If it is of any help , I used longranger wgs pipeline on high mem nodes(lsf) gave 200Gb ram data sequenced was human wgs (40x coverage) on hiseq x ten run time was 15 days. their lariat aligner i guess is written in python is the most time consuming step. And you are right I tried using normal nodes and it would die on me because of memory issues. In any case the run time can be more in case of de novo.

0
Entering edit mode

I just ran the mkoutput. Took ~10 mins. We are going to collect more data for this sample so I will post an update to see if the assembly improves.

0
Entering edit mode

In case anyone is wondering, my Supernova run finally finished. It took 6 weeks. Obviously something is wrong since the output is essentially useless (0.02 Gb assembly size), but at least I don't have to wonder anymore. This is the summary report:

--------------------------------------------------------------------------------
INPUT
-  450.81 M   = READS          = number of reads; ideal 800-1200 for human
-  139.00 b   = MEAN READ LEN  = mean read length after trimming; ideal 140
-   13.19 x   = EFFECTIVE COV  = effective read coverage; ideal ~42 for nominal 56x cov
-   58.48 %   = READ TWO Q30   = fraction of Q30 bases in read 2; ideal 75-85
-    0.35 kb  = MEDIAN INSERT  = median insert size; ideal 0.35-0.40
-   81.86 %   = PROPER PAIRS   = fraction of proper read pairs; ideal >=75
-   18.09 kb  = MOLECULE LEN   = weighted mean molecule size; ideal 50-100
-    0.00 kb  = HETDIST        = mean distance between heterozygous SNPs
-   11.94 %   = UNBAR          = fraction of reads that are not barcoded
-  360.00     = BARCODE N50    = N50 reads per barcode
-   31.63 %   = DUPS           = fraction of reads that are duplicates
-   21.96 %   = PHASED         = nonduplicate and phased reads; ideal 45-50
--------------------------------------------------------------------------------
OUTPUT
-    1.55 K   = LONG SCAFFOLDS = number of scaffolds >= 10 kb
-    0.50 kb  = EDGE N50       = N50 edge size
-   10.22 kb  = CONTIG N50     = N50 contig size
-    0.00 Mb  = PHASEBLOCK N50 = N50 phase block size
-    0.01 Mb  = SCAFFOLD N50   = N50 scaffold size
-    0.01 Mb  = SCAFFOLD N60   = N60 scaffold size
-    0.02 Gb  = ASSEMBLY SIZE  = assembly size (only scaffolds >= 10 kb)
--------------------------------------------------------------------------------

0
Entering edit mode

0
Entering edit mode

No. It was a different species. Should be around 0.8 Gb.

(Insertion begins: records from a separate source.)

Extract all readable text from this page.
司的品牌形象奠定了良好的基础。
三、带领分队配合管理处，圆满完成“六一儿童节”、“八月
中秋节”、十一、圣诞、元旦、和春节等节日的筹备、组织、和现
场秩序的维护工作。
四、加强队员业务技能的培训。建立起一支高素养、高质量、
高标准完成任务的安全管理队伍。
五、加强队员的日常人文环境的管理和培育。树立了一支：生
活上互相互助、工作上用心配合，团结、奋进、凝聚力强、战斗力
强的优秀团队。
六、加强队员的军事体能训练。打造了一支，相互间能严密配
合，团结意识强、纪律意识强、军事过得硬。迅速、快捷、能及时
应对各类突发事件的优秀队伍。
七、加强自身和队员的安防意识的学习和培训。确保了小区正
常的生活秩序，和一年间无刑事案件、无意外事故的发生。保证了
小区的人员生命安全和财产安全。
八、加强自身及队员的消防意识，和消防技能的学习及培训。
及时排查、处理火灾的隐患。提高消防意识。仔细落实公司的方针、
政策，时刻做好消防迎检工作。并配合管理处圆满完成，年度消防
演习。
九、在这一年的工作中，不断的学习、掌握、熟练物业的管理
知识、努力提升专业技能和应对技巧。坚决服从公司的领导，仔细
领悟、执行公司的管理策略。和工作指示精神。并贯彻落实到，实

So does it mean half the genome was missing for you? Is that normal?

0
Entering edit mode

My guess is that your heterozygosity level is above 1%, and we see that SuperNova really doesn't like that. What does genomescope say about your reads ? (please use unbarcoded reads, otherwise genomescope will take the barcodes into the calculation)

0
Entering edit mode

Hello,

I just got the output recently. I want to evaluate the quality of the assembly. I am working on the reptile genome, not humans. Can you suggest some software or anything else?

Thank you!

1
2
Entering edit mode

More importantly, they came out with a new version of the reagents (v2). We had multiple failed assemblies with v1, but all worked with v2.